Your genetic counselor and/or physician will work with you to help you decide on a genetic testing option. If you don’t have access to a genetic counselor in your area, try to schedule a counseling session over the phone or online. Two potential resources are the National Society of Genetic Counselors and Informed DNA. You can check with your insurance plan to see if it covers this type of appointment.
The following factors often play a role in deciding on the most appropriate test:
If another family member(s) has tested positive for a mutation in one area of a specific gene, then usually you would be tested for the same mutation.
Your genetic counselor can order a test that looks for the very same area of abnormality that has been found in your relative(s) and is linked to the breast cancer in your family. Typically this involves looking for mutations in the BRCA1 or BRCA2 gene, but it might involve another one of the genes identified more recently. If there are family members with mutations affecting different locations in the same gene, testing would look at all of these areas.
“A mutation is essentially an ‘address’ that tells you exactly where in the gene that mutation lies,” explains Cristina Nixon, M.S., LCGC, a licensed certified genetic counselor with the Cancer Risk Assessment and Genetics Program at Main Line Health in Pennsylvania. “For example, a mutation in BRCA2 such as ‘5073dupA’: the combination of numbers and letters tells the testing lab precisely where to look. If your relatives have this mutation, this is what your genetic counselor would put on the order form.”
In some cases, a person may need to be tested for more than one mutation. If you have a family history of cancer on both sides (your mother’s and father’s) that suggests additional genetic mutations could be present, you might consider a panel test that includes more genes. Also, some insurance plans will only cover genetic testing once in your lifetime (“one and done”). If cost is an issue and you’re concerned about the possibility of other cancer-related genetic mutations, then you might want to see if your plan will cover panel testing.
If a breast cancer-related mutation hasn’t yet been identified in your family, you and your genetic counselor will decide which genetic tests make sense for you.
At minimum, for most people, BRCA1 and BRCA2 testing will be ordered. “With some labs, you can add in testing for other genes that are considered high-risk, such as PALB2, p53, and PTEN, among others,” explains Cristina Nixon. “However, you sometimes can expand it further to include moderate-risk gene mutations, and then maybe expand it even further to include those where we don't know as much about what the risks from mutations are. They’re relatively new, so the trouble with adding them in is that sometimes we don’t know what to do when there’s a mutation found in one of those genes. These are all important factors to consider.”
Whether or not you add more genetic tests to the panel can depend on other factors, such as:
- The pattern of cancers in your family, including what types and at what ages family members were diagnosed. If the pattern suggests a BRCA1 or BRCA2 mutation, you might start there. Or, if there are other types of cancer occurring frequently, it may be recommended to add tests for other gene mutations. The same is true if your family history is incomplete or unknown, whether due to missing medical records, loss of a parent, closed adoption, etc.
- Your preferences about what you do or don’t want to know about your cancer risk(s).
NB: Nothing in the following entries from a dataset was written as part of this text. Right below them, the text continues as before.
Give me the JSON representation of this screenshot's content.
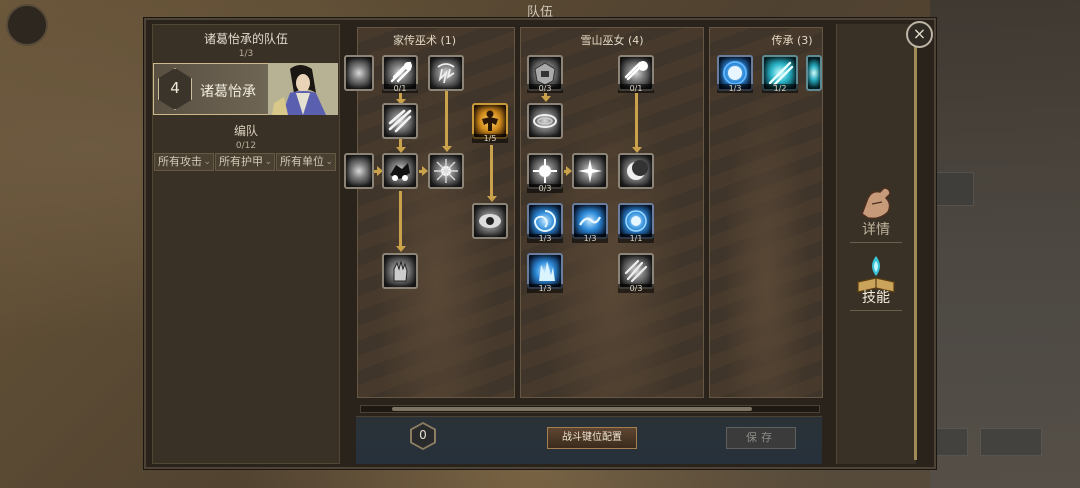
{
  "window": {
    "title": "队伍"
  },
  "left_panel": {
    "team_title": "诸葛怡承的队伍",
    "team_count": "1/3",
    "hero": {
      "level": "4",
      "name": "诸葛怡承"
    },
    "formation_title": "编队",
    "formation_count": "0/12",
    "filters": [
      "所有攻击",
      "所有护甲",
      "所有单位"
    ]
  },
  "skill_trees": [
    {
      "title": "家传巫术 (1)",
      "skills": [
        {
          "icon": "comet-icon",
          "count": "0/1"
        },
        {
          "icon": "lightning-storm-icon",
          "count": ""
        },
        {
          "icon": "claw-strike-icon",
          "count": ""
        },
        {
          "icon": "golden-warrior-icon",
          "count": "1/5"
        },
        {
          "icon": "partial-skill-icon",
          "count": ""
        },
        {
          "icon": "war-chariot-icon",
          "count": ""
        },
        {
          "icon": "spirit-burst-icon",
          "count": ""
        },
        {
          "icon": "all-seeing-eye-icon",
          "count": ""
        },
        {
          "icon": "grasping-hand-icon",
          "count": ""
        }
      ]
    },
    {
      "title": "雪山巫女 (4)",
      "skills": [
        {
          "icon": "stone-guardian-icon",
          "count": "0/3"
        },
        {
          "icon": "comet-icon",
          "count": "0/1"
        },
        {
          "icon": "whirlwind-ring-icon",
          "count": ""
        },
        {
          "icon": "radiant-eye-icon",
          "count": "0/3"
        },
        {
          "icon": "star-burst-icon",
          "count": ""
        },
        {
          "icon": "crescent-orb-icon",
          "count": ""
        },
        {
          "icon": "frost-vortex-icon",
          "count": "1/3"
        },
        {
          "icon": "frost-wave-icon",
          "count": "1/3"
        },
        {
          "icon": "frost-pulse-icon",
          "count": "1/1"
        },
        {
          "icon": "ice-crystal-icon",
          "count": "1/3"
        },
        {
          "icon": "ice-claw-icon",
          "count": "0/3"
        }
      ]
    },
    {
      "title": "传承 (3)",
      "skills": [
        {
          "icon": "arcane-orb-icon",
          "count": "1/3"
        },
        {
          "icon": "cyan-slash-icon",
          "count": "1/2"
        },
        {
          "icon": "cyan-slash-icon",
          "count": ""
        }
      ]
    }
  ],
  "bottom_bar": {
    "points": "0",
    "config_button": "战斗键位配置",
    "save_button": "保存"
  },
  "side_rail": {
    "tabs": [
      {
        "label": "详情",
        "icon": "flexed-arm-icon"
      },
      {
        "label": "技能",
        "icon": "spellbook-icon"
      }
    ]
  },
  "close_label": "×",
  "colors": {
    "link_gold": "#caa24c",
    "panel_bg": "#3a3126",
    "frost_blue": "#2e8bd9",
    "gold_skill": "#d18b1c"
  }
}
All of the genetic mutations that increase breast cancer risk also put you at increased risk for other forms of cancer. Also, there are some genes with higher-than-average breast cancer risks, but no published guideline to recommend high-risk screening or prevention if a mutation is present because the data on breast cancer risk is unclear. If you don’t want this information, or you don’t think you would act on it, then a panel test that includes many genes may not be right for you.
- Insurance coverage. Insurance plans vary. Some won’t cover panel testing for multiple genes unless: (1) there is strong evidence you’re at risk of having a mutation in more than one gene, or (2) clear action steps can be taken to reduce risk if you test positive. Also, some insurance plans might only cover genetic testing once in your lifetime, so it’s important to consider your options carefully.
- The testing company your hospital uses and/or that is included in your insurance network. Myriad, GeneDx, Ambry, and LabCorp are just some of the many companies that offer genetic testing. Some companies offer the option of choosing which genes you want included in a panel test. Others only offer pre-set panels (certain genes have to be tested as a group). If your insurance coverage limits you to testing by a certain company, this might affect your choices.
- Past genetic test results. If you had BRCA testing in the past and results were negative for you and your relatives, but your family history of breast cancer (and possibly other cancers) is strong, you might consider panel testing to see if another genetic mutation might be the cause. (NOTE: If you had a BRCA1 or BRCA2 test before 2006 and tested negative, you might want to consider testing again since the technology has changed. Now, tests are able to detect mutations involving a larger area of each gene [e.g. large deletions, duplications, or rearrangements]. Before 2006, tests could only look for gene mutations smaller in size.)
Making these decisions is complicated. Genetic counselors are trained to help you make the best decision for your situation.